Now copy the backup raft snapshot file from the S3 bucket to your local directory as shown below.

aws s3 cp s3://<your_bucket_name>/<your_backup_file.snap> .

It’s now time to restore from backup. Note, the -force option is required here since the auto-unseal or Shamir keys will not be consistent with the snapshot data as you will be restoring a snapshot image from a different cluster.

export VAULT_TOKEN=$(cat /tmp/vault-keys.json | jq -r .root_token)
vault operator raft snapshot restore -force <your_backup_file.snap>

Once you have restored the Raft snapshot you will need to unseal your Vault cluster again using the following command:

vault operator unseal $(cat keys.json | jq -r .unseal_keys_b64[0]) || true

7.3 Check that Vault is Restored

Now log into the UI of the restored Vault server to make sure that the configuration and the secrets data are there.
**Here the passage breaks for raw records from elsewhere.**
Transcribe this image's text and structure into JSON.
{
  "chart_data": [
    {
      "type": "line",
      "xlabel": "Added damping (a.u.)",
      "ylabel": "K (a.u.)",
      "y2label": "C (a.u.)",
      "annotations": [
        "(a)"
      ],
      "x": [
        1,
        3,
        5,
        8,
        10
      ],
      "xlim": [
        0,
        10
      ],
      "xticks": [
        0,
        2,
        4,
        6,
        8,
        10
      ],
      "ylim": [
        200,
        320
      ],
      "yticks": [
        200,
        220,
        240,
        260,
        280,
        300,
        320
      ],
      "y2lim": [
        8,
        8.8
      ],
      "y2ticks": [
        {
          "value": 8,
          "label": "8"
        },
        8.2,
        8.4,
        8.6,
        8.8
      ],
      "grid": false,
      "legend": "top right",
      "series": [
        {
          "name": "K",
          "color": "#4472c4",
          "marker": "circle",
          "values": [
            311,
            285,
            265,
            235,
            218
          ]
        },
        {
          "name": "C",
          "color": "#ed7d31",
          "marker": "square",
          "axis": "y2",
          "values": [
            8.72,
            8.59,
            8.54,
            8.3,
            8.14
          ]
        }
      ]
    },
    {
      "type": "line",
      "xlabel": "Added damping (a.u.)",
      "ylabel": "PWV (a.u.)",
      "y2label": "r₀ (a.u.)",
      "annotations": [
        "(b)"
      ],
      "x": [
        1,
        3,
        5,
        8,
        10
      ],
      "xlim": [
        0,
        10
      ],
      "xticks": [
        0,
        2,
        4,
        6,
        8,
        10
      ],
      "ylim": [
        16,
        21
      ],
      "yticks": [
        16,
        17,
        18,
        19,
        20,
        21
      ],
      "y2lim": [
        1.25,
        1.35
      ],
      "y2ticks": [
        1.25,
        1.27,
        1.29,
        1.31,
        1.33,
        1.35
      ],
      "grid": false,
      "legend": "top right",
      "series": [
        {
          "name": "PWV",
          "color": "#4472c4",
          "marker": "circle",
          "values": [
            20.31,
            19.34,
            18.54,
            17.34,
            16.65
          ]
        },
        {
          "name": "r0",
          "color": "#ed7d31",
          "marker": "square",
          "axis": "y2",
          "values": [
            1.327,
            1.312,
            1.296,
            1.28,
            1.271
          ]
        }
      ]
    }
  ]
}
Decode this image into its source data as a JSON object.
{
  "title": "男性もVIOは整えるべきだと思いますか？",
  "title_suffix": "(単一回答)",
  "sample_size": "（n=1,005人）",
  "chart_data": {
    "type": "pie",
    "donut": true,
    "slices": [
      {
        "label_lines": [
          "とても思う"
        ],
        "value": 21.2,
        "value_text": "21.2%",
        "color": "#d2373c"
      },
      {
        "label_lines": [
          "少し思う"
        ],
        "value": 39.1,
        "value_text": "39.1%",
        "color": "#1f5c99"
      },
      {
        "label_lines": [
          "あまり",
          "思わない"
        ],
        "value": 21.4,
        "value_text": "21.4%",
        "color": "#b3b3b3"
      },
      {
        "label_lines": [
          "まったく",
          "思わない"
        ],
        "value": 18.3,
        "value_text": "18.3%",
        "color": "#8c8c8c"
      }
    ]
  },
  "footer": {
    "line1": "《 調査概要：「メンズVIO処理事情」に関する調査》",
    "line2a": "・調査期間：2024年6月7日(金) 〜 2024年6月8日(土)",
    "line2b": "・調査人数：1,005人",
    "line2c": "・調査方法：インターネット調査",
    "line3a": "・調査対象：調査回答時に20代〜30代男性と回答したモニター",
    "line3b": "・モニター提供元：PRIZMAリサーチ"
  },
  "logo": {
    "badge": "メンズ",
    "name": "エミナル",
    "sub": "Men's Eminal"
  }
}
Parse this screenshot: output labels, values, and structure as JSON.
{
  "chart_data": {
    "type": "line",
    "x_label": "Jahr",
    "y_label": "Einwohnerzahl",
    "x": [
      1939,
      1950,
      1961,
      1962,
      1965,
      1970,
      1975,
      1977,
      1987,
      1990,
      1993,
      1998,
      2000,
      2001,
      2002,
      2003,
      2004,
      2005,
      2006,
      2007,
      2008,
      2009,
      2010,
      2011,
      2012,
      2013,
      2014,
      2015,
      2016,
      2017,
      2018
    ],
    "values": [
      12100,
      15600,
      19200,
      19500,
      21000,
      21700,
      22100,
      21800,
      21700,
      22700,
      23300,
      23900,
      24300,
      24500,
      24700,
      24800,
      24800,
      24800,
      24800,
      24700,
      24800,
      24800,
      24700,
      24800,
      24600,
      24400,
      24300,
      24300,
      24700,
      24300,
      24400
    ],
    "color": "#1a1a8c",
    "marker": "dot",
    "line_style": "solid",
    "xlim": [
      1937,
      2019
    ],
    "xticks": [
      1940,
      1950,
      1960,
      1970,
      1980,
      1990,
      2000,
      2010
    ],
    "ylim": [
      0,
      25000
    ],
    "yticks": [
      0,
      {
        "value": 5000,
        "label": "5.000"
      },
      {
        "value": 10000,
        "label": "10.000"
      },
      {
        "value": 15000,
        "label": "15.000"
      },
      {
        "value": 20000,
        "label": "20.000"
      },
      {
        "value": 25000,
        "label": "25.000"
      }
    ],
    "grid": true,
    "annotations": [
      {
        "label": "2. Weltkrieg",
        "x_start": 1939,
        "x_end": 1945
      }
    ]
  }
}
You can check the K8s auth method and the AWS S3 credentials are present.

8. Conclusion

In this blog post, we discussed HashiCorp Vault OSS backup and restore using Raft snapshots. We showed you how to automatically store those snapshots in AWS S3 for extra durability, and how to restore the data back into your Vault Kubernetes cluster. This was all done with a K8s cronjob running alongside the Vault server.

We hope this post has given you a good understanding of the backup and restore processes using Raft Snapshots. If you follow these steps, you’ll be able to ensure your HashiCorp Vault data is safe and secure, giving you the peace of mind that your HashiCorp Vault data is backed up and recoverable. So go ahead and get started with HashiCorp Vault backup and restore today! Happy automating!